Alfred Eisenstaedt was born on Dec. 6, 1898 in Dirschau, West Prussia, or what is today Tczew, Poland.
He became a full-time photographer in 1929 and was respected early on. He was not comfortable being Jewish in Germany, so he left for America on The Ile de France with his wife, Liselotte. They arrived in New York on Dec. 3, 1935 and immediately petitioned for American citizenship, which was granted in 1944.
Eisenstaedt once lived at 150 East 52 St. in Manhattan. He was hired to work for new Life magazine in 1936. He shot 90 front covers until the magazine’s 1972 closure. One of his most famous works was the 1945 V-J Day photo of a nurse being kissed and dipped by a sailor in Times Square.

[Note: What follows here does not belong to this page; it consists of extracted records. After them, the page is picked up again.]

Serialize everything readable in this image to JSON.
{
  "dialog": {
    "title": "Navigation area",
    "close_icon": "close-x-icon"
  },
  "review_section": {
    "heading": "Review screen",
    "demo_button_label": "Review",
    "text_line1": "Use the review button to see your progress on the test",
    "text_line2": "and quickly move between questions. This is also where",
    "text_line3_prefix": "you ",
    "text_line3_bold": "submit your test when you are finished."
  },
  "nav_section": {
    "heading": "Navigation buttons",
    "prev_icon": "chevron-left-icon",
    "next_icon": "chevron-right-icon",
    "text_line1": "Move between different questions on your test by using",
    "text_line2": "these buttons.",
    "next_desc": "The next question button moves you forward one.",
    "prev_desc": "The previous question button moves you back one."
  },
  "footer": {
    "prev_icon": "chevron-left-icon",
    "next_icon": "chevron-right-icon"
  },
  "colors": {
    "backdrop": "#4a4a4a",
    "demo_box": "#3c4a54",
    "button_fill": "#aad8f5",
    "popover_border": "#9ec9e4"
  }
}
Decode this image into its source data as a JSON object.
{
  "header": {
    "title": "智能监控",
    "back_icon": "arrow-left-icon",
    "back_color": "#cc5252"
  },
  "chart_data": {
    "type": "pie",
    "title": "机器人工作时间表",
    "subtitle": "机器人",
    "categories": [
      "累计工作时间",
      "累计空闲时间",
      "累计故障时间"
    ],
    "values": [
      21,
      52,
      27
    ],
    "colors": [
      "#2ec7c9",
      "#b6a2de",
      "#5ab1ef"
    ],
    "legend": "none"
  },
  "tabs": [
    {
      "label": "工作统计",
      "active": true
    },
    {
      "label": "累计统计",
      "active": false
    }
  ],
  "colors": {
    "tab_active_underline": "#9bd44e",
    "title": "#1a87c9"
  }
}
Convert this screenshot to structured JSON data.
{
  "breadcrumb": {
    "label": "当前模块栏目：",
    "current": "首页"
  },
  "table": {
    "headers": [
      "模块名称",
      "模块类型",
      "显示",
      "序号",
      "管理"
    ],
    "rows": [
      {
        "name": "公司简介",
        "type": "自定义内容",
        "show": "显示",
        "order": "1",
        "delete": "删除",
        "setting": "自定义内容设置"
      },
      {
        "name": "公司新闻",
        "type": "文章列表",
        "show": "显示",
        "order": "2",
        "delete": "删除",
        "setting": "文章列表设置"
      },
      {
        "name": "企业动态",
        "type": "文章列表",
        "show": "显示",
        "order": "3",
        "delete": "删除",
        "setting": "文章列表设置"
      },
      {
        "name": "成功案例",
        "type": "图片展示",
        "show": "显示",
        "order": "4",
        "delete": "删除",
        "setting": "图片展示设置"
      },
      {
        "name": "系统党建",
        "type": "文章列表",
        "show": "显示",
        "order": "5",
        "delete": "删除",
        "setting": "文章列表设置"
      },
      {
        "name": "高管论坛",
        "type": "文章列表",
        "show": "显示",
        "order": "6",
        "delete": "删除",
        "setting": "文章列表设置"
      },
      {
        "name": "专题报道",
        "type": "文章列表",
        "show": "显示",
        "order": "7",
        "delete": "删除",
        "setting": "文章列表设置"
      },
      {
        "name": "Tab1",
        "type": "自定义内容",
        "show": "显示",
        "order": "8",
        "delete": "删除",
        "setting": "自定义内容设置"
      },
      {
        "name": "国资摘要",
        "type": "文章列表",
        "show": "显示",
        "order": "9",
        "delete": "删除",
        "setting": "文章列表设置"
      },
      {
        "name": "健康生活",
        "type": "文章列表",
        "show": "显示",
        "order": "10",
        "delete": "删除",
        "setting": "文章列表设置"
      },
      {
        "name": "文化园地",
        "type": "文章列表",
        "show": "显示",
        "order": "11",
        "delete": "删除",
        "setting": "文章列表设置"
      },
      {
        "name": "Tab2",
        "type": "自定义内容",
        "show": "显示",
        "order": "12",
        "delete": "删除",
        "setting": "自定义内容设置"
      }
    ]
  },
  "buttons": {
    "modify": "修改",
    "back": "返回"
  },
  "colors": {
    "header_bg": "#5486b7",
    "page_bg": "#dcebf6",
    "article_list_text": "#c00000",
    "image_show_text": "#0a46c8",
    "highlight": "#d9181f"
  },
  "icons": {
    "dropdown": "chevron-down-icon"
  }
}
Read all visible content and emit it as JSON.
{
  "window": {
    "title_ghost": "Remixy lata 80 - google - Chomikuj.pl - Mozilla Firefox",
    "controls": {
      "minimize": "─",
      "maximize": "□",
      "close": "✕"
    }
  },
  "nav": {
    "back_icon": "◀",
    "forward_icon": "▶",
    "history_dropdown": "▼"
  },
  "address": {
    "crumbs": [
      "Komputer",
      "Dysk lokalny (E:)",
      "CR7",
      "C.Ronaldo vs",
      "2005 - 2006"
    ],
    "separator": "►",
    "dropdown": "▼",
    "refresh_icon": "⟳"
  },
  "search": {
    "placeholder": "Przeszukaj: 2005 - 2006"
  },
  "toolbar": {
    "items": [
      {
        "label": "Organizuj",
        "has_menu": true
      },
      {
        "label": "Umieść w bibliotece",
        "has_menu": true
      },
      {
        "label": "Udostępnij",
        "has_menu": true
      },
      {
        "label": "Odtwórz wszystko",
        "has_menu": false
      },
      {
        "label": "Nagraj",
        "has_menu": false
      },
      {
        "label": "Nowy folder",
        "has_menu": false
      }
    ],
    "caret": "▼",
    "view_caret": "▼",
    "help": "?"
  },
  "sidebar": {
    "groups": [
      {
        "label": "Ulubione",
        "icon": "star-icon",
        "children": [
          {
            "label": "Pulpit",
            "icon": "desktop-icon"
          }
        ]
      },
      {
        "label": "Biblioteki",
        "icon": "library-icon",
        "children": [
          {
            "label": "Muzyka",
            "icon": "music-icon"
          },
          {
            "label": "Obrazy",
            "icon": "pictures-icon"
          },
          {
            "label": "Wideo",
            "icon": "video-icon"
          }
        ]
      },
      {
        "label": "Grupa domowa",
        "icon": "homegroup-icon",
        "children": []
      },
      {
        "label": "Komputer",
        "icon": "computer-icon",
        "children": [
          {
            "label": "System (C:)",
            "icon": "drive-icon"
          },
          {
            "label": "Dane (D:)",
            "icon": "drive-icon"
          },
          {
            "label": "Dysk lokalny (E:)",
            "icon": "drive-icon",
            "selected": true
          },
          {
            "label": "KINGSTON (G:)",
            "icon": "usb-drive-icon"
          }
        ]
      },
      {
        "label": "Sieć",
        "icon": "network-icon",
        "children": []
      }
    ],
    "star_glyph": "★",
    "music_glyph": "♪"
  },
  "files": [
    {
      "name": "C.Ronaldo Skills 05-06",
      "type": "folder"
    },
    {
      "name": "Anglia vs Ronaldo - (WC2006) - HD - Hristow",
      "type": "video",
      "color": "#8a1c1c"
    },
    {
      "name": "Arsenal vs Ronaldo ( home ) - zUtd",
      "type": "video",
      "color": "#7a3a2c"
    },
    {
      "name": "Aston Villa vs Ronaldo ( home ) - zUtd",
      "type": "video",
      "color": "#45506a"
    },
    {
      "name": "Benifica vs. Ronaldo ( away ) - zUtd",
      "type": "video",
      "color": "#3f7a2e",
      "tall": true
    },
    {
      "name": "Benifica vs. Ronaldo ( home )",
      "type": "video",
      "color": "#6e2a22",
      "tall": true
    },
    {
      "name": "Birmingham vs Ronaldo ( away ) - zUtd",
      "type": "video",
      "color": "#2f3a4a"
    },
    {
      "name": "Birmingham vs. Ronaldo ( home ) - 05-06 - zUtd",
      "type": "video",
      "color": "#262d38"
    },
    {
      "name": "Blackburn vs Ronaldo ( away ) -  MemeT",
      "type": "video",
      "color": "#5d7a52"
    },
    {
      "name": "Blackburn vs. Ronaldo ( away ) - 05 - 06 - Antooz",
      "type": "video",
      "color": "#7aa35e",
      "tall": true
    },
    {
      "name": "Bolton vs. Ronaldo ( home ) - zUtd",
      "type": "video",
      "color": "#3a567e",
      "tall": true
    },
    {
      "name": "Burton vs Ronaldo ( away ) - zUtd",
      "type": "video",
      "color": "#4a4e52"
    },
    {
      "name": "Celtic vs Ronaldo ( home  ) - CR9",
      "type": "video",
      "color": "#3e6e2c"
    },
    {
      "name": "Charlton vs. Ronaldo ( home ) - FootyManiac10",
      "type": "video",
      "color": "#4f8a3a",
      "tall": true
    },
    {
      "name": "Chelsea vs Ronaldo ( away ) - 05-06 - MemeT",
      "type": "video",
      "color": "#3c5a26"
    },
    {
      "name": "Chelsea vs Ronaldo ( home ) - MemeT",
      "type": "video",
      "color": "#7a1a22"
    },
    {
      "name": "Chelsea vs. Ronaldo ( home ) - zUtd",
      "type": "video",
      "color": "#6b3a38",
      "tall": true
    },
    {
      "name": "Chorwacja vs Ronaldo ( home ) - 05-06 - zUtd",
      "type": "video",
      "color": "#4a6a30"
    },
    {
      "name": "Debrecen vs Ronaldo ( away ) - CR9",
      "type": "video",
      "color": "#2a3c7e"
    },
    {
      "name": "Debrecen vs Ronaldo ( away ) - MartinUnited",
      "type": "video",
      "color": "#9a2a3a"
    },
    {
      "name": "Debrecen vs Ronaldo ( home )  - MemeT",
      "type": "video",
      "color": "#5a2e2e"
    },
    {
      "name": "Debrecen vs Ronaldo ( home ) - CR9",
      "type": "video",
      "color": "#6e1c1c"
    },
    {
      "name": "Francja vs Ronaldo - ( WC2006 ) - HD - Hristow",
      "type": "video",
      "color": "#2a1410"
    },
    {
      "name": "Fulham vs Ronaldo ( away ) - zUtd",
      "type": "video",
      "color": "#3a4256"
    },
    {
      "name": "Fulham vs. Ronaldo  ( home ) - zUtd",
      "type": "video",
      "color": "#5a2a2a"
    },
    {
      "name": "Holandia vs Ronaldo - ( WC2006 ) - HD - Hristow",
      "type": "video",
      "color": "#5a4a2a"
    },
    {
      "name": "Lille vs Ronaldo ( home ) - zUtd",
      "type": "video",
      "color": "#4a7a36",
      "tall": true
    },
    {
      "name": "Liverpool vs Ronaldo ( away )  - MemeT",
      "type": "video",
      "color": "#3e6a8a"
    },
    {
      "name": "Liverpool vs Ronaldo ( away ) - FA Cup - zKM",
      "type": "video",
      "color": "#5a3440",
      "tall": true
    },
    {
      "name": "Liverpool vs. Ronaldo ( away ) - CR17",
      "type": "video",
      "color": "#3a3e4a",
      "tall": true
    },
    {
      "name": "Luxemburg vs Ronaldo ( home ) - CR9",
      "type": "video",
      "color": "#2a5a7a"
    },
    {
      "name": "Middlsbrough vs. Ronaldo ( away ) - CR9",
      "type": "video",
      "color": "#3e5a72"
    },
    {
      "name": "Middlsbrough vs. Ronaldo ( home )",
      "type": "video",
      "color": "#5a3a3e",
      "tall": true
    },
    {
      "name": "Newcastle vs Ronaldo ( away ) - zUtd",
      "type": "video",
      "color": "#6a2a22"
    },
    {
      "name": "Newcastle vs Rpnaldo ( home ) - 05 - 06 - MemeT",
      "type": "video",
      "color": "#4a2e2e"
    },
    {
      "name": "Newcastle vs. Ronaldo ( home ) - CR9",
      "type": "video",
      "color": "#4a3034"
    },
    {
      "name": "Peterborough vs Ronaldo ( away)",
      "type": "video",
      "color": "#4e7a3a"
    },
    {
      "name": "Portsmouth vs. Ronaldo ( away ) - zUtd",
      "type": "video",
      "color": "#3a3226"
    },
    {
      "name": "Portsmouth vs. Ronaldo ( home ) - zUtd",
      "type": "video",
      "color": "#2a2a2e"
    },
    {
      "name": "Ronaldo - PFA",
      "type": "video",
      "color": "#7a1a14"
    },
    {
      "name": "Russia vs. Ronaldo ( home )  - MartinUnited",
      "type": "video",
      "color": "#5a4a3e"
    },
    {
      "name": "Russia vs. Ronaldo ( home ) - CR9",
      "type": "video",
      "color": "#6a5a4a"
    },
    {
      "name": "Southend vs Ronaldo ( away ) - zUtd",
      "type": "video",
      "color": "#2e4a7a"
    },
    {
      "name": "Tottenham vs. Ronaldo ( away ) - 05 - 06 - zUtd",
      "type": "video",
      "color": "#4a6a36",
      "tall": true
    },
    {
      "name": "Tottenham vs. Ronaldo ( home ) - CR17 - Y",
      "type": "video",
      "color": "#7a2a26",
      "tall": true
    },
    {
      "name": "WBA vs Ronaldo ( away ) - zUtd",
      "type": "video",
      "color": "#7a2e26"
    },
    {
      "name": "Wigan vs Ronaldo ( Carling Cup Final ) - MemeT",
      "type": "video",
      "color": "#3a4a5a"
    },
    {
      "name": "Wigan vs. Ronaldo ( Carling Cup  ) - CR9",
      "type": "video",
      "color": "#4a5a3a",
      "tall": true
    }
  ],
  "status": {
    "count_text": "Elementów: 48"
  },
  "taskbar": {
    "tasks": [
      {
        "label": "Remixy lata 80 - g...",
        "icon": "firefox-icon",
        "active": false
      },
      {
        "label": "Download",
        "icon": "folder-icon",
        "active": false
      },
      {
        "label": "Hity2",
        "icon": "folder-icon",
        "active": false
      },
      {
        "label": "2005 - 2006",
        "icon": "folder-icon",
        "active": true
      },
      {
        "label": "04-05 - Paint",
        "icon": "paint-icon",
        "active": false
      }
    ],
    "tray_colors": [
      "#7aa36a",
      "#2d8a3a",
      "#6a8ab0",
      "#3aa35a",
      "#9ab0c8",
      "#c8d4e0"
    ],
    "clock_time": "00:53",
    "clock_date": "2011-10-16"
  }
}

The Eisenstaedts moved into the 72-15 37 Ave. apartment building in Jackson Heights, designed by Arthur Weiser in 1937 and called The Salem. One of the reasons Eisenstaedt choose the building was the close walking distance to the famous Roosevelt Avenue Hub of the 7, E, F, M and R trains. Plenty of shopping was just down the block for added convenience.
Eisenstaedt passed away in his bed at his summer cottage in Oak Bluffs, Mass., at age 96 on Aug. 24, 1995. His Jackson Heights building, now a co-op, looks as pristine today as it did 80 years ago with trees now lining the block.